Quienes estén considerando acercarse tienen la posibilidad de consultar el sitio web oficial de la organización, donde se detallan los horarios actualizados, la ubicación exacta y los datos de contacto. También pueden hacerlo simplemente presentándose en el horario de la reunión dominical, donde serán recibidos sin protocolos engorrosos ni requisitos previos. La idea es que cada persona interesada pueda experimentar por sí misma el ambiente del templo, participar libremente de las actividades y formarse una opinión fundada a partir del contacto directo.

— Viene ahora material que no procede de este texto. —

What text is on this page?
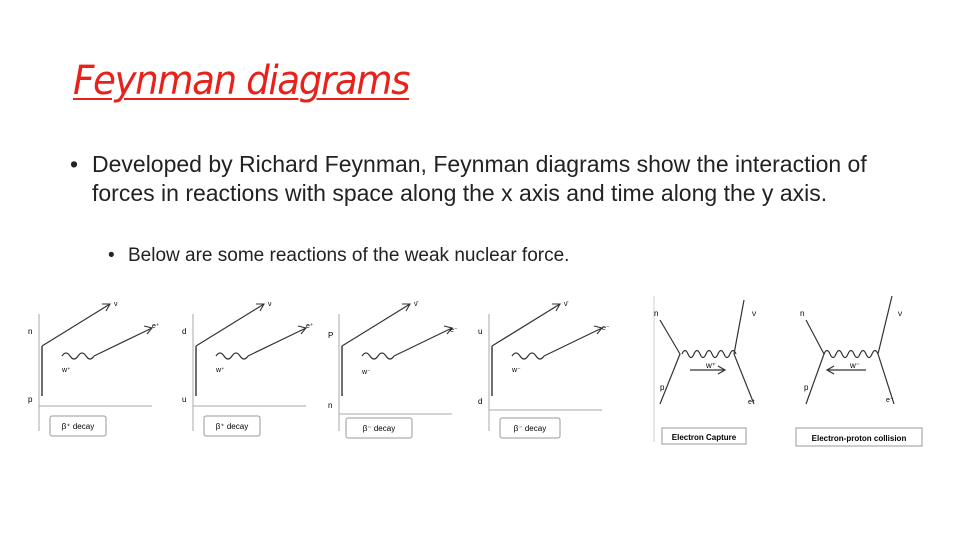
Feynman diagrams
• Developed by Richard Feynman, Feynman diagrams show the interaction of forces in reactions with space along the x axis and time along the y axis.
• Below are some reactions of the weak nuclear force.
n
p
ν
e⁺
w⁺
β⁺ decay
d
u
ν
e⁺
w⁺
β⁺ decay
P
n
ν̄
e⁻
w⁻
β⁻ decay
u
d
ν̄
e⁻
w⁻
β⁻ decay
n	ν
p
e⁺
w⁺
Electron Capture
n	ν
p
e⁻
w⁻
Electron-proton collision
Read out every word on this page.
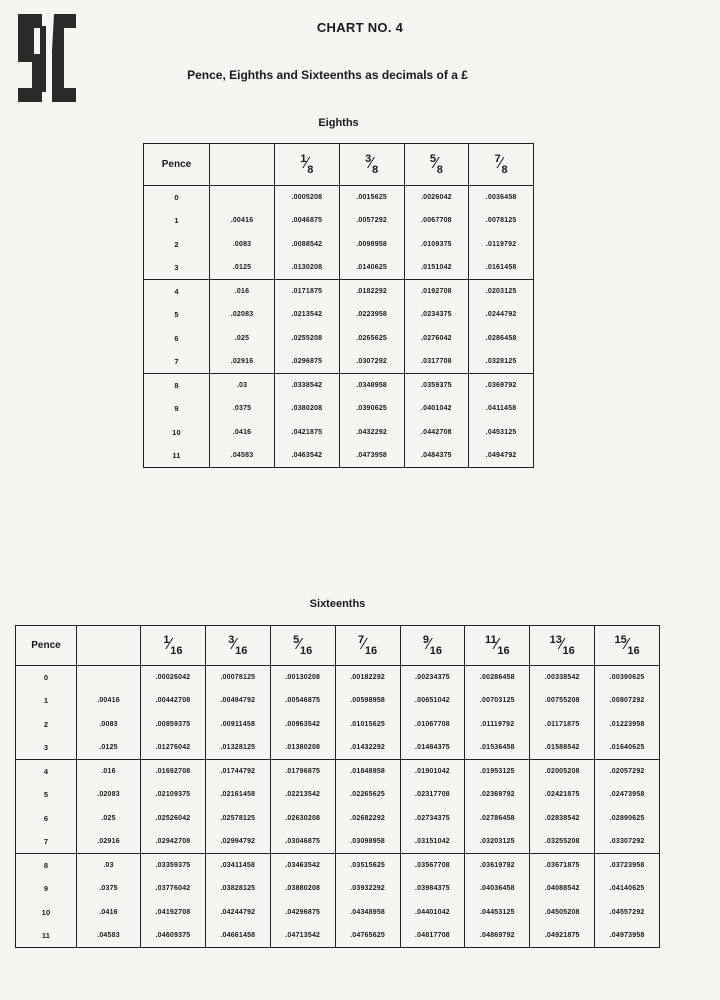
CHART NO. 4
Pence, Eighths and Sixteenths as decimals of a £
Eighths
Pence		$^1⁄_8$	$^3⁄_8$	$^5⁄_8$	$^7⁄_8$
0		.0005208	.0015625	.0026042	.0036458
1	.00416	.0046875	.0057292	.0067708	.0078125
2	.0083	.0088542	.0098958	.0109375	.0119792
3	.0125	.0130208	.0140625	.0151042	.0161458
4	.016	.0171875	.0182292	.0192708	.0203125
5	.02083	.0213542	.0223958	.0234375	.0244792
6	.025	.0255208	.0265625	.0276042	.0286458
7	.02916	.0296875	.0307292	.0317708	.0328125
8	.03	.0338542	.0348958	.0359375	.0369792
9	.0375	.0380208	.0390625	.0401042	.0411458
10	.0416	.0421875	.0432292	.0442708	.0453125
11	.04583	.0463542	.0473958	.0484375	.0494792
Sixteenths
Pence		$^1⁄_{16}$	$^3⁄_{16}$	$^5⁄_{16}$	$^7⁄_{16}$	$^9⁄_{16}$	$^{11}⁄_{16}$	$^{13}⁄_{16}$	$^{15}⁄_{16}$
0		.00026042	.00078125	.00130208	.00182292	.00234375	.00286458	.00338542	.00390625
1	.00416	.00442708	.00494792	.00546875	.00598958	.00651042	.00703125	.00755208	.00807292
2	.0083	.00859375	.00911458	.00963542	.01015625	.01067708	.01119792	.01171875	.01223958
3	.0125	.01276042	.01328125	.01380208	.01432292	.01484375	.01536458	.01588542	.01640625
4	.016	.01692708	.01744792	.01796875	.01848958	.01901042	.01953125	.02005208	.02057292
5	.02083	.02109375	.02161458	.02213542	.02265625	.02317708	.02369792	.02421875	.02473958
6	.025	.02526042	.02578125	.02630208	.02682292	.02734375	.02786458	.02838542	.02890625
7	.02916	.02942708	.02994792	.03046875	.03098958	.03151042	.03203125	.03255208	.03307292
8	.03	.03359375	.03411458	.03463542	.03515625	.03567708	.03619792	.03671875	.03723958
9	.0375	.03776042	.03828125	.03880208	.03932292	.03984375	.04036458	.04088542	.04140625
10	.0416	.04192708	.04244792	.04296875	.04348958	.04401042	.04453125	.04505208	.04557292
11	.04583	.04609375	.04661458	.04713542	.04765625	.04817708	.04869792	.04921875	.04973958
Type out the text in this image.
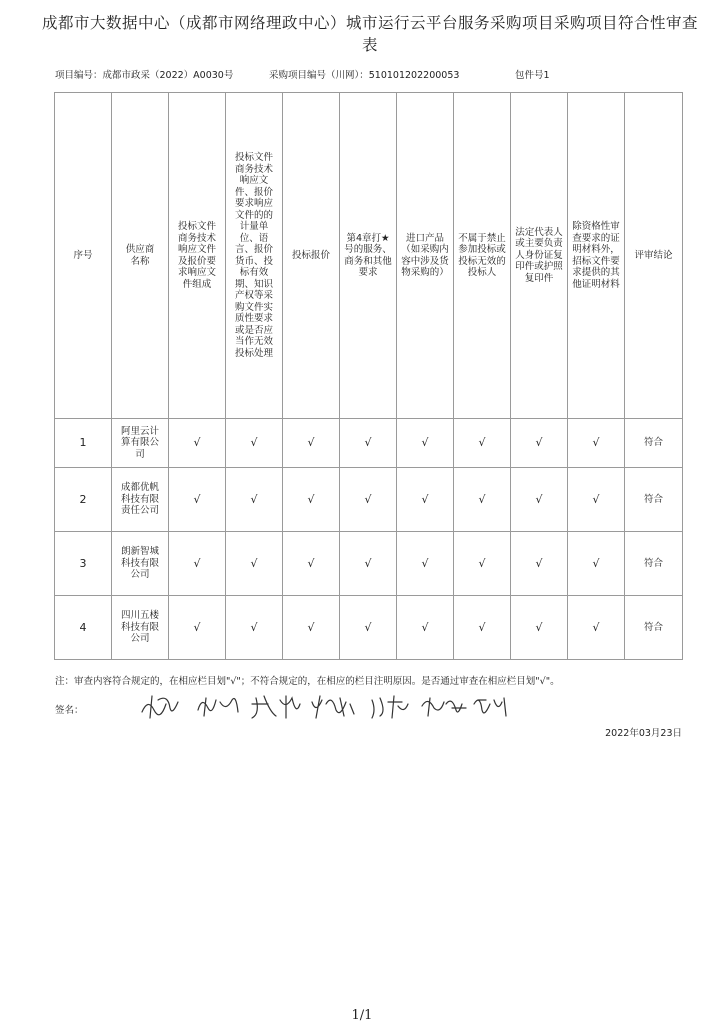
成都市大数据中心（成都市网络理政中心）城市运行云平台服务采购项目采购项目符合性审查表
项目编号：成都市政采（2022）A0030号	采购项目编号（川网）：510101202200053	包件号1
序号	供应商名称	投标文件商务技术响应文件及报价要求响应文件组成	投标文件商务技术响应文件、报价要求响应文件的的计量单位、语言、报价货币、投标有效期、知识产权等采购文件实质性要求或是否应当作无效投标处理	投标报价	第4章打★号的服务、商务和其他要求	进口产品（如采购内容中涉及货物采购的）	不属于禁止参加投标或投标无效的投标人	法定代表人或主要负责人身份证复印件或护照复印件	除资格性审查要求的证明材料外，招标文件要求提供的其他证明材料	评审结论

1	阿里云计算有限公司	√	√	√	√	√	√	√	√	符合
2	成都优帆科技有限责任公司	√	√	√	√	√	√	√	√	符合
3	朗新智城科技有限公司	√	√	√	√	√	√	√	√	符合
4	四川五楼科技有限公司	√	√	√	√	√	√	√	√	符合
注：审查内容符合规定的，在相应栏目划"√"；不符合规定的，在相应的栏目注明原因。是否通过审查在相应栏目划"√"。
签名：
2022年03月23日
1/1
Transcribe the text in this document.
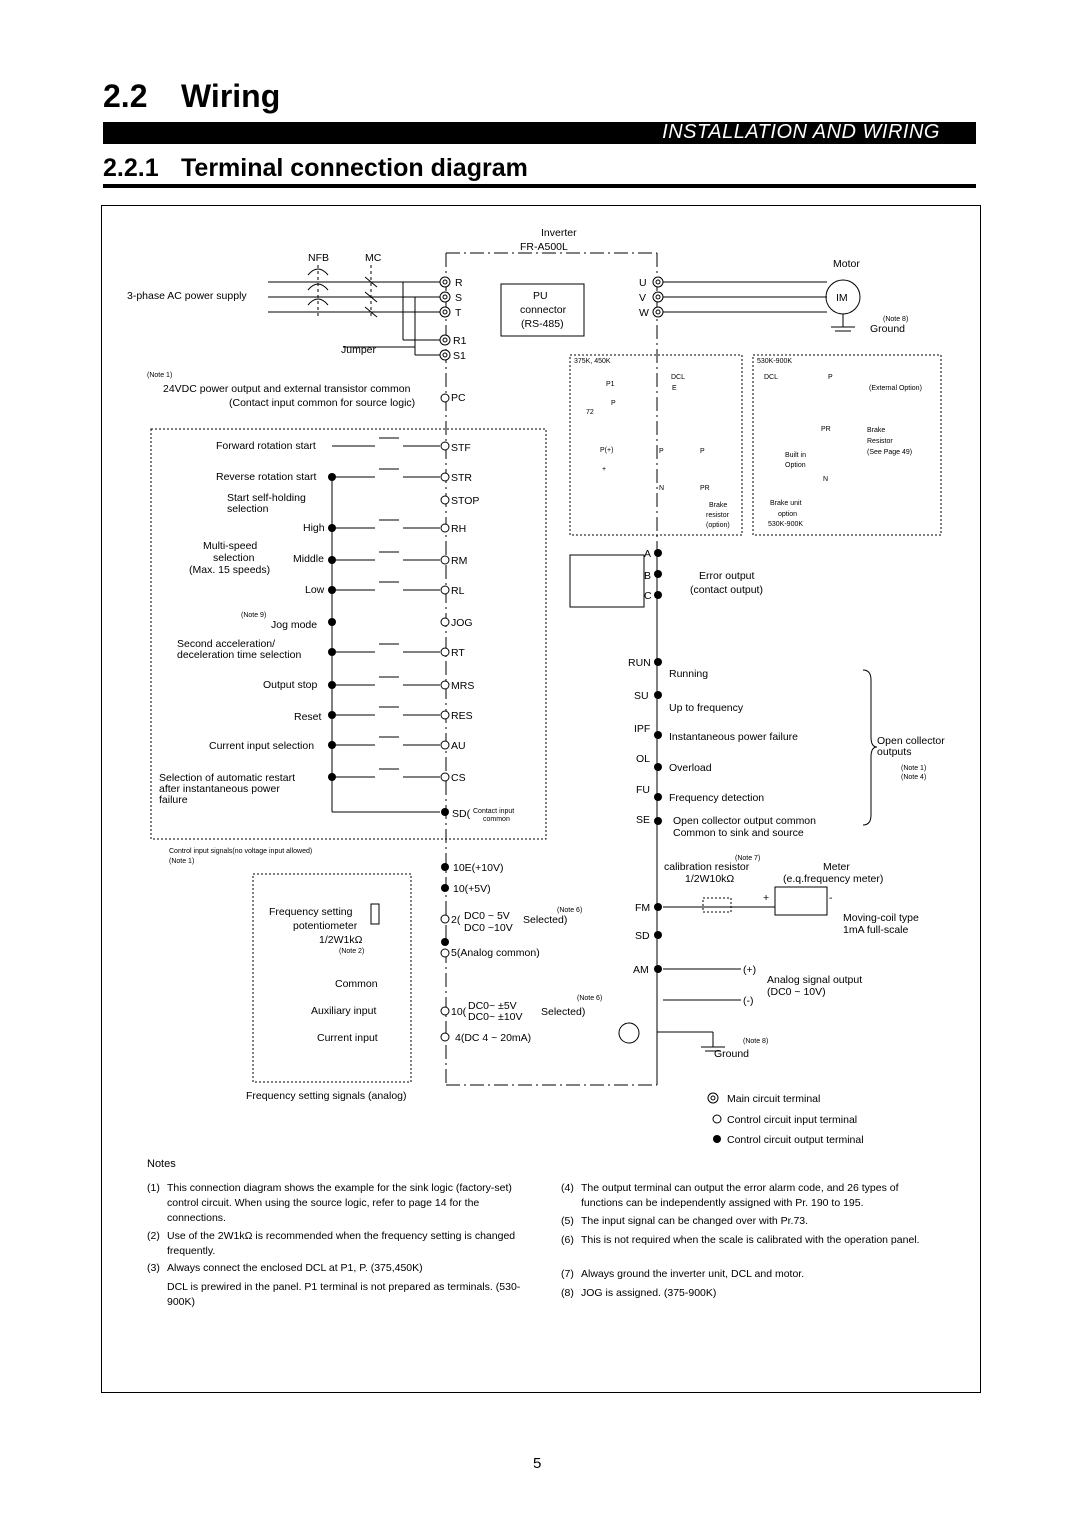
2.2 Wiring
INSTALLATION AND WIRING
2.2.1 Terminal connection diagram
Inverter
FR-A500L
NFB	MC
3-phase AC power supply
Jumper
PU
connector
(RS-485)
Motor
IM
(Note 8)
Ground
R
S
T
R1
S1
U
V
W
(Note 1)
24VDC power output and external transistor common
(Contact input common for source logic)	PC
Forward rotation start
Reverse rotation start
Start self-holding
selection
High
Multi-speed
selection
(Max. 15 speeds)
Middle
Low
(Note 9)
Jog mode
Second acceleration/
deceleration time selection
Output stop
Reset
Current input selection
Selection of automatic restart
after instantaneous power
failure
STF
STR
STOP
RH
RM
RL
JOG
RT
MRS
RES
AU
CS
SD( Contact input
common
Control input signals(no voltage input allowed)
(Note 1)
375K, 450K
P1
P
72
DCL
E
P(+)
+
P	P
N	PR
Brake
resistor
(option)
530K-900K
DCL	P
(External Option)
PR	Brake
Resistor
(See Page 49)
Built in
Option
N
Brake unit
option
530K-900K
A
B
C
Error output
(contact output)
RUN
SU
IPF
OL
FU
SE
Running
Up to frequency
Instantaneous power failure
Overload
Frequency detection
Open collector output common
Common to sink and source
Open collector
outputs
(Note 1)
(Note 4)
10E(+10V)
10(+5V)
2( DC0 ~ 5V
DC0 ~10V
Selected)
(Note 6)
5(Analog common)
Frequency setting
potentiometer
1/2W1kΩ
(Note 2)
Common
Auxiliary input
Current input
10( DC0~ ±5V
DC0~ ±10V Selected)
(Note 6)
4(DC 4 ~ 20mA)
Frequency setting signals (analog)
(Note 7)
calibration resistor
1/2W10kΩ
Meter
(e.q.frequency meter)
+	-
FM
SD
AM
Moving-coil type
1mA full-scale
(+)
(-)
Analog signal output
(DC0 ~ 10V)
(Note 8)
Ground
Main circuit terminal
Control circuit input terminal
Control circuit output terminal
Notes
(1) This connection diagram shows the example for the sink logic (factory-set) control circuit. When using the source logic, refer to page 14 for the connections.
(2) Use of the 2W1kΩ is recommended when the frequency setting is changed frequently.
(3) Always connect the enclosed DCL at P1, P. (375,450K)
DCL is prewired in the panel. P1 terminal is not prepared as terminals. (530-900K)
(4) The output terminal can output the error alarm code, and 26 types of functions can be independently assigned with Pr. 190 to 195.
(5) The input signal can be changed over with Pr.73.
(6) This is not required when the scale is calibrated with the operation panel.
(7) Always ground the inverter unit, DCL and motor.
(8) JOG is assigned. (375-900K)
5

En síntesis, la capilla de los Santos de los Últimos Días en Sáenz Peña ofrece un espacio cuidado, accesible y sereno para la práctica espiritual, con horarios amplios durante la semana y una grilla de actividades pensada para todas las edades. Su entorno verde, su estacionamiento interno y la accesibilidad universal la convierten en una opción práctica y bienvenida para familias, personas solas, jóvenes y adultos mayores que buscan una comunidad de fe activa y organizada en el corazón del Chaco.